Prasart Kong Phluk – another very little-known temple a kilometre or so past the earlier described Prasart Chrei, situated just off the track that leads east from Beng Melea at the point where it passes the southeast corner of the ‘baray’. (And thanks again to Reinhart at Angkor Guide for confirming the name). The only problem being it was surrounded by minefields! A M.A.G (Mines Advisory Group) chap we met in Siem Reap some time ago had told me that they estimated an 80% success rate in mine clearance whilst what he called ‘cowboy outfits’, (we’re guessing he meant the Cambodian military), might not get a more than 60% rate. (i.e. for every 10 mines in an officially ‘cleared minefield between 2 and 4 were probably still there.) We’d noticed ‘Area de-mined by…. in 2005‘ or whenever, signs at the side of the track and bearing in mind his comments thought, ‘ok, never know, better stick to the tracks then’! Though the immediate vicinity of the temple was more or less cleared the problem was that since absolutely no-one ever goes to this temple there were no tracks to be seen!
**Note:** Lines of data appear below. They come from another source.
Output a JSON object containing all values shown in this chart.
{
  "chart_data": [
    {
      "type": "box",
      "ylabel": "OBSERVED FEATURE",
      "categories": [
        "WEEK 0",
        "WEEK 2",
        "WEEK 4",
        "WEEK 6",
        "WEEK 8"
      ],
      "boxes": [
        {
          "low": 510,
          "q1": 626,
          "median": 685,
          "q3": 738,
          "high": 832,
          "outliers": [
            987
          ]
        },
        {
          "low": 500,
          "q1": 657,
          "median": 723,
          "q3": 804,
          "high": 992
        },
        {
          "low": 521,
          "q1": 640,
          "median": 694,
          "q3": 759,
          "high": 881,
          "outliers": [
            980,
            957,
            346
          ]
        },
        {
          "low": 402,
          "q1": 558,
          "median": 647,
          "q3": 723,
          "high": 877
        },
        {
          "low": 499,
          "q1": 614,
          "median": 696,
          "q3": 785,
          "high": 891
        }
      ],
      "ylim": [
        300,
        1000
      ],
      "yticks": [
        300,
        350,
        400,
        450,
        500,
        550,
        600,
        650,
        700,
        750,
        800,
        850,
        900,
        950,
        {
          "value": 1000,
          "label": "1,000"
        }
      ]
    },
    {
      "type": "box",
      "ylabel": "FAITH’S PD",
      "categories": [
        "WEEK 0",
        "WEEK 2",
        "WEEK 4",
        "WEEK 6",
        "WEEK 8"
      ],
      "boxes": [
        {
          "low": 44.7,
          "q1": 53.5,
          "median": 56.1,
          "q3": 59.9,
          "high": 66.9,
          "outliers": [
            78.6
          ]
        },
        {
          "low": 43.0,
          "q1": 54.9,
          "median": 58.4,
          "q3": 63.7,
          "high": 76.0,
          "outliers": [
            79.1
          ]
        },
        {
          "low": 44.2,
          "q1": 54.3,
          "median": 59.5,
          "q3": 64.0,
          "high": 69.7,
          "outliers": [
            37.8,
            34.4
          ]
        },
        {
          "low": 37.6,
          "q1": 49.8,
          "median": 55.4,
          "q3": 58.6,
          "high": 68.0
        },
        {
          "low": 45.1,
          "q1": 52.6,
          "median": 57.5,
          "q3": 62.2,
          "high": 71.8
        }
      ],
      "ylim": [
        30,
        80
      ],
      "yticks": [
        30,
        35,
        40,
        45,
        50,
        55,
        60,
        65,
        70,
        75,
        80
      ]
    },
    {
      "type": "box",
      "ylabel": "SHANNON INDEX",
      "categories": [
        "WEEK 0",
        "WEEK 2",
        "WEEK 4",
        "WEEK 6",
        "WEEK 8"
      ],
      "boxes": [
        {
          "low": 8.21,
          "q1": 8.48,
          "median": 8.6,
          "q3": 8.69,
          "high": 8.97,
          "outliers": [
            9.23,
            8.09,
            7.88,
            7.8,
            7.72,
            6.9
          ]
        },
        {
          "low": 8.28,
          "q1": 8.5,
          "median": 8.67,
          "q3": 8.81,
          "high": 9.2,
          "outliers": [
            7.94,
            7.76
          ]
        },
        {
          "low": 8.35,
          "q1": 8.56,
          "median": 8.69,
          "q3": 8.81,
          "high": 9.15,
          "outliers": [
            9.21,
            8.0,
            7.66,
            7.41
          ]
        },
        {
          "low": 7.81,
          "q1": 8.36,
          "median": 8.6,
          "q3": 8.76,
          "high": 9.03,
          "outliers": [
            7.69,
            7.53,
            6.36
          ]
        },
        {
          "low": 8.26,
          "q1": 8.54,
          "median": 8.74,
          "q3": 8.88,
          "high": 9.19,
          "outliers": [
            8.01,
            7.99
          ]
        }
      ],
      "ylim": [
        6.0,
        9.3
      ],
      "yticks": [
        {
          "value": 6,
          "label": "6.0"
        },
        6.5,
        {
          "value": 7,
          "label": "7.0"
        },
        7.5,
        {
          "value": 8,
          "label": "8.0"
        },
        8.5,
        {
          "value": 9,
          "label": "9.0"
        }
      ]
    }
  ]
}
Upon seeing further ‘danger mines’ signs on the edge of the surrounding uncleared areas we then decided to beat a hasty retreat to the van and abandoned our ‘discovery’ of this particular remote temple.

Please note de-mining is going to be far more meticulous in areas or temples susceptible to be frequented by tourists. On our first visit to Beng Melea itself some 10 years ago the exterior of the temple was surrounded by warning mines signs with only a narrow path to follow but, with the opening of the temple to visitors, we’re confident that at least the immediate vicinity of the temple is now risk-free.
Anyway, in this case, a shame because, though not in great shape and definitely not as impressive as Prasart Chrei down the road, it was a highly unusual temple and one which would have been fascinating to investigate further. Prasart Kong Phluk is set on a low rise dropping off to the east and appeared to be actually 2 adjacent, but distinct, temples connected by a short cruciform causeway of some 20 or so m. The southern of the 2 consisted of a laterite enclosure wall with 4 gopuras surrounding an odd laterite pyramid.

The entrance gopuras to Prasart Kong Phluk were in sandstone and contained some carvings whilst the pyramid was of a very crude construction and even the steps were made of laterite although the bottom ones were covered in earth. Curiously the pyramid was actually hollow with a large opening on the east side but the central pit, for want of a better word, contained no visible rubble – so where was the pyramid’s roof or platform?

Furthermore, since the top level of the pyramid was even on all sides there can be no question it was originally higher. The east side also contained no rubble so it isn’t a solid construction hollowed out by treasure seekers but was built as a hollow 3 sided truncated pyramid. The only answer we can see was that there must have originally been a wooden platform on top? The pyramid opens east but the main entrance of the enclosure – leading onto the causeway is north so the pyramid was either built before the rest of the mini-complex or added later on top of an existing structure. The cruciform causeway is classic Suryavarman II style, as seen at Angkor Wat or Beng Melea and may well have been raised above the ground level though it is now filled with earth. (Such raised cruciform shaped entrances were popular with subsequent kings including Jayavarman VII and can be seen in even later temples such as Preah Pithu.)

The north end of the entranceway has a small ruined structure which may have been a southern gopura for the raised step platform behind it. From our vantage point – once we’d decided to not investigate any further – we could make out a low stepped platform – perhaps 3 levels, again dropping off to the east side. According to the map, there ought to be small central shrine on top but whatever remains of that was hard to make out. The platform was relatively wide so again, although without seeing the central shrine it’s impossible to suggest dates, it’s an odd design.

Unlike Prasart Chrei there didn’t seem to be any obvious link to or alignment with, the baray so it is possible that some of the structures pre-date Beng Melea and indeed the only other arrangement of 2 temples joined by a causeway, 1 of which contains a pyramid, that we know of is Prasart Tom and Prasart Krahom at Koh Ker. Since from at least the early 10th century a road would have connected Koh Ker to what is now the national #6 – presumably following the modern route from Koh Ker to Beng Melea to Dom Dek – the area in question, at the foot of Phnom Kulen and close to the main stone quarries, would have already been an important site.

As we said the causeway looks like classic Suryavarman II period and what one can see of the remaining carvings fit Beng Melea style but the rest – a laterite platform and pyramid are impossible to date. Though the landing stage where Beng Melea’s eastern causeway meets the baray is also a rough laterite structure using similar-sized blocks the aforementioned, apparent east alignment of said pyramid and north entrance of enclosure seems to place the odd laterite at an earlier date. Any further info on this curious temple site would be most welcome – cheers!